Friday, July 5, 2024

When Is a Final Decision Not Final?

  Key Learnings from the ASIC v iSignthis Saga




### Overview:


The recent Federal Court decision regarding the proceedings brought by the Australian Securities and Investments Commission (ASIC) against iSignthis Limited and its former Managing Director and CEO, Mr. Nickolas Karantzis, sheds light on the nature of unilateral decisions in the context of continuous disclosure obligations. It reveals that even a seemingly final decision can still be part of an ongoing negotiation, thus benefiting from an exception to disclosure rules depending on the parties' subsequent conduct.

### A Final Decision or a Negotiation?

The Court's ruling emphasizes that the exception to disclosure under ASX Listing Rule 3.1A for "incomplete proposals or negotiations" extends beyond transactions to include commercial negotiations. Notably, the Court found that a decision expressed as "final" might still be considered part of an incomplete negotiation as long as active dialogue continues between the parties.

In this case, iSignthis was entitled to rely on this exception to avoid disclosing Visa's decision to terminate its relationship with the company.

- **Continued Engagement**: Despite Visa's termination decision on April 17, 2020, it continued reviewing documents and engaging with iSignthis on underlying issues until May 12, 2020.
- **Commercial Dynamics**: In commercial negotiations, decisions can often change, and parties may reconsider their positions.
- **Strategic Considerations**: Immediate disclosure of the termination could have adversely affected iSignthis's ability to persuade Visa to reconsider its decision.

### Breach of Continuous Disclosure Obligations:

However, the failure to disclose the termination on or shortly after May 12, 2020, constituted a breach of iSignthis’s continuous disclosure obligations. Additionally, Mr. Karantzis was found to have breached his duty of care and diligence as Managing Director under section 180(1) of the Corporations Act by not taking reasonable steps to ensure compliance with these obligations.

### Insights and Implications:

The Court's approach highlights the complexity of determining the precise point at which a disclosure obligation is triggered.
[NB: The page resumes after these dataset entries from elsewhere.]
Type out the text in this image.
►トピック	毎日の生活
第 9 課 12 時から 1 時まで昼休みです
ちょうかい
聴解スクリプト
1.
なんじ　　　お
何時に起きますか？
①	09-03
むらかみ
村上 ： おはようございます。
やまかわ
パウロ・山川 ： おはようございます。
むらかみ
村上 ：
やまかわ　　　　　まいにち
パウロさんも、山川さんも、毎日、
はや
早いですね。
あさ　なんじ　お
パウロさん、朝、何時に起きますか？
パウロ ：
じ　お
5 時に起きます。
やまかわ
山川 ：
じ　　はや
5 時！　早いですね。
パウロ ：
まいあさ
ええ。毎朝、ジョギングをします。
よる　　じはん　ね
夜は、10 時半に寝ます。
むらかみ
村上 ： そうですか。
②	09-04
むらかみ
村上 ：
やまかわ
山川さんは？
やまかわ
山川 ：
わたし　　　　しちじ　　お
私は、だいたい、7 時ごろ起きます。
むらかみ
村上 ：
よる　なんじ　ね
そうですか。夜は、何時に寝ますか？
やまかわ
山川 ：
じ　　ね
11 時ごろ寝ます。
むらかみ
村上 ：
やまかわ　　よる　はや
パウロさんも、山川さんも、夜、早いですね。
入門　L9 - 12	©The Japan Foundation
A listed entity may struggle to identify when a decision by a counterparty is genuinely final, especially from the other party's perspective. This underscores the necessity for careful consideration, ongoing monitoring, and maintaining a factual basis for any determination that a decision remains open to negotiation.
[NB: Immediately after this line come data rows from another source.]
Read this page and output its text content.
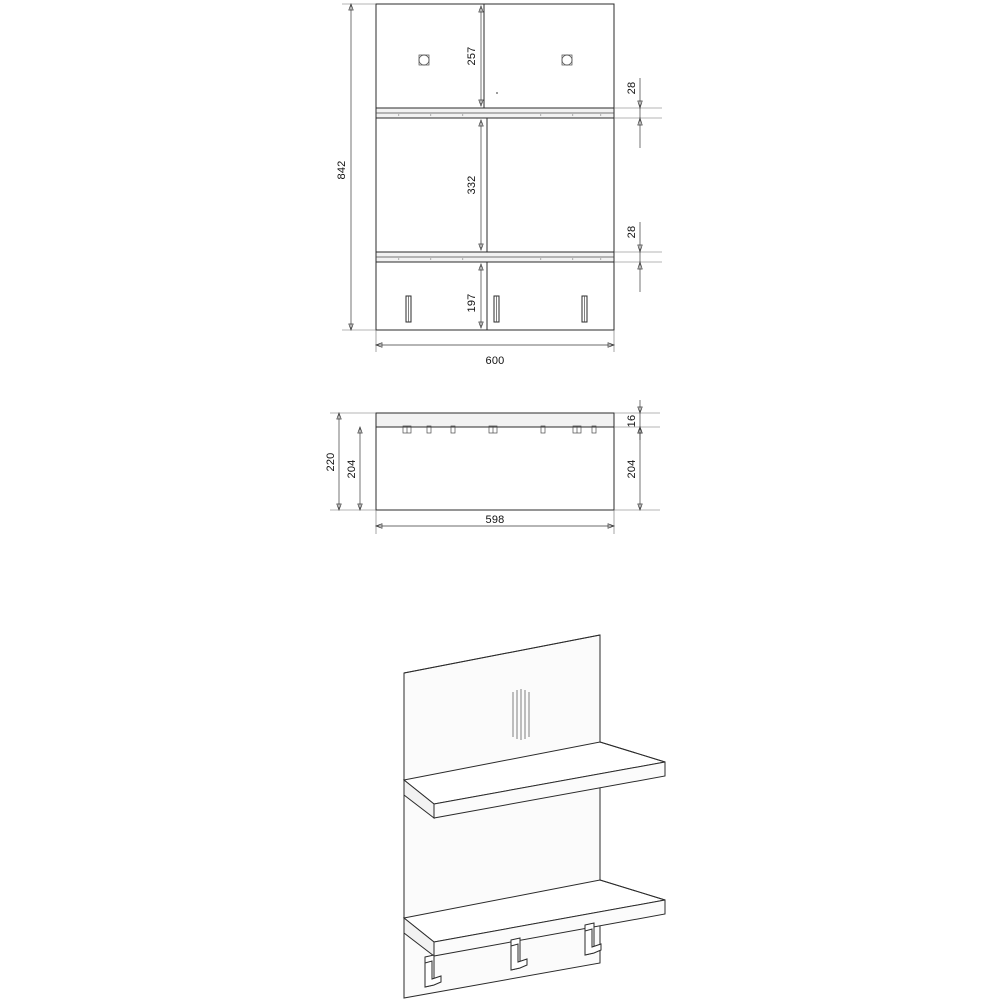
•	•	•	•	•	•
•	•	•	•	•	•
842
257
28
332
28
197
600
220 204
16
204
598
In summary, this case provides valuable insights for listed entities and their directors on navigating continuous disclosure obligations, especially during periods of suspension, and underscores the importance of ensuring that information provided to the ASX is neither false nor misleading.
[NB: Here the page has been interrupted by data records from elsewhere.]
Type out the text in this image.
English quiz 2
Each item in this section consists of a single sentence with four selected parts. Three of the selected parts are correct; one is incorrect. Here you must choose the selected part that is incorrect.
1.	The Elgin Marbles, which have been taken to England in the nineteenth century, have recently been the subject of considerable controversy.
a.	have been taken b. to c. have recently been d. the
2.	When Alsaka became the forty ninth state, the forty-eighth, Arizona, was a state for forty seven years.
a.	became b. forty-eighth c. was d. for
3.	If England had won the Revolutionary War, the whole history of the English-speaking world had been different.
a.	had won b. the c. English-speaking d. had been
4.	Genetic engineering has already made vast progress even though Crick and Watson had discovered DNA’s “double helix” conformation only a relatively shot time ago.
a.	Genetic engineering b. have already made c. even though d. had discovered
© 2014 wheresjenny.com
## Suspension is Not a Defense: Key Learnings from the ASIC v iSignthis Saga:

### Continuous Disclosure Obligations During Suspension:

iSignthis argued that the information concerning Visa's termination was not material price-sensitive information because trading in its shares was suspended. They claimed that a reasonable person would not expect the information to have a material effect on the price of its shares during the suspension. However, this argument failed. Section 674(2) of the Corporations Act considers not just "price" but also the underlying "value" of the securities.

A market-sensitive event during a suspension can affect the underlying value and off-market trading. The Listing Rules (18.6 and Guidance Note 8) clarify that continuous disclosure obligations remain, even if trading in an entity’s securities is suspended.

### Obligation to Provide Accurate Information to ASX:

The case underscores directors' (and other officers' and employees') duty to ensure information provided to ASX is not false or misleading under section 1309(2) of the Corporations Act. Mr. Karantzis breached this prohibition by failing to ensure the accuracy of information provided to ASX regarding the Visa termination. The Court noted that responses were "non-responsive," "disingenuous," and appeared to "distract the ASX," with iSignthis believing ASX treated it unfairly.

Mr. Karantzis could not rely on the fact that he sought legal advice to establish that he had taken "reasonable steps" because:
- The advice did not involve fact-checking or due diligence.
- The information provided was objectively false or misleading, and he was aware of the true position.

The "reasonable steps" exemption only applies when an officer or employee does not know the underlying facts and takes reasonable steps (e.g., making reasonable inquiries or relying on someone else) to ensure the information is not false or misleading.

### Other Key Takeaways:

- **Seriousness of Directors' Breach**: The seriousness of a directors' breach of duty under section 1317G of the Corporations Act is determined by the degree of departure from the required standard, not the actual or potential harm caused. Penalties can be imposed even if the consequences were minimal.
- **Duty of Care and Diligence**: Section 180(1) requires directors to ensure accurate information is provided to the market and to be prepared to respond to questions and correct misunderstandings during analyst briefings.
- **Proceedings Scope**: The proceedings involved iSignthis and its former MD/CEO. ASIC did not proceed against the non-executive directors.

This case highlights the importance of maintaining continuous disclosure obligations, even during trading suspensions, and the critical responsibility of directors to provide accurate and transparent information to regulatory bodies.